Unfortunately, there have been a lot of fatal accidents because military helicopter pilots were not comfortable flying in IMC conditions when they encountered them.

Broam: Also unique, the TH-73 is an FAA IFR-certified helicopter. It has no restrictions. It’s not just an IFR ‘variant’, it’s not just IFR ‘capable’, it’s IFR certified by the FAA and there’s no modification of IFR training requirements necessary. The fact is you need a training helicopter that can help you build your IFR skills in actual IMC. It’s important to take students out and put them in the clouds. You can do it in a simulator, and while that’s great as a complimentary tool, it’s not the same experience as flying in actual IMC.

The TH-73 has a redundant pitot-static system, redundant cockpit displays, redundant hydraulic flight controls, and a redundant electrical system. Those things all make up the capability to be IFR certified by the FAA. With our peer competitors, a lot of those capabilities are just not there.
Earlier I talked about 7,000 auto rotations to the ground. There are some training helicopters that cannot handle the daily punishment of undergraduate military flight training. We’ve proven that over the last three years with the Navy.

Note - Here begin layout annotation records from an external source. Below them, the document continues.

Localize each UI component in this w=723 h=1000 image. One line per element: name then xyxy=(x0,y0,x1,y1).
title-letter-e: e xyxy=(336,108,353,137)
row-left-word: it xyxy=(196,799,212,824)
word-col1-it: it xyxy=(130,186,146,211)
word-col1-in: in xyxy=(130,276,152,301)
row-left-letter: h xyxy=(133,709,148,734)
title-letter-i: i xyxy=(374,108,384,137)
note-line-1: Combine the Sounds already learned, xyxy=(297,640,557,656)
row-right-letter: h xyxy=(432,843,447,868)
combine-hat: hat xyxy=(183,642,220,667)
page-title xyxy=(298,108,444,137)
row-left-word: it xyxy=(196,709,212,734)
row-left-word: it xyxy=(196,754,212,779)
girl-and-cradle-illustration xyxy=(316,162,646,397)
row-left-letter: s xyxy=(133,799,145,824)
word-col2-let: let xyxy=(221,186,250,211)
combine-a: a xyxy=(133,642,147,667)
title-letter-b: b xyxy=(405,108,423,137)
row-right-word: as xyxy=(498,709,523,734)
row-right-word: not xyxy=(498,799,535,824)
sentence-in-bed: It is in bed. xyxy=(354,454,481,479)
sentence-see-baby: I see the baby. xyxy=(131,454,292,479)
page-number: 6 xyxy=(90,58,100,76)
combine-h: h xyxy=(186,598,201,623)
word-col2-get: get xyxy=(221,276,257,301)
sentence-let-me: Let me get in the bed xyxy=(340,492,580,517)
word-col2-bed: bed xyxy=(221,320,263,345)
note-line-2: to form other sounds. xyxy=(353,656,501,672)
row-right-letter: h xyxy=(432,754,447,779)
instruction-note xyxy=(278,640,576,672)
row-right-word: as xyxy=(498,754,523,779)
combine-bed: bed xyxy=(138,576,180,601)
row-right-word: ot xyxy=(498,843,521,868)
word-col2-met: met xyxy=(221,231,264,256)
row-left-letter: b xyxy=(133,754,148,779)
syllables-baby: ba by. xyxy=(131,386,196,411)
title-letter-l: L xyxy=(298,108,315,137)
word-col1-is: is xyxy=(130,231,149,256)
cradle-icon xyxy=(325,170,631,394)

A unique feature of the TH-73 is the central student observer seat that is situated at the bottom of the pedestal, in the cabin between the two pilot seats, so another student can ‘observe’ what is happening in the cockpit before it’s their turn to fly. That allows for reinforcement of training for other students because they’re not under pressure and can see what the instructor is teaching the flying student. It’s extremely effective because they simply learn faster that way.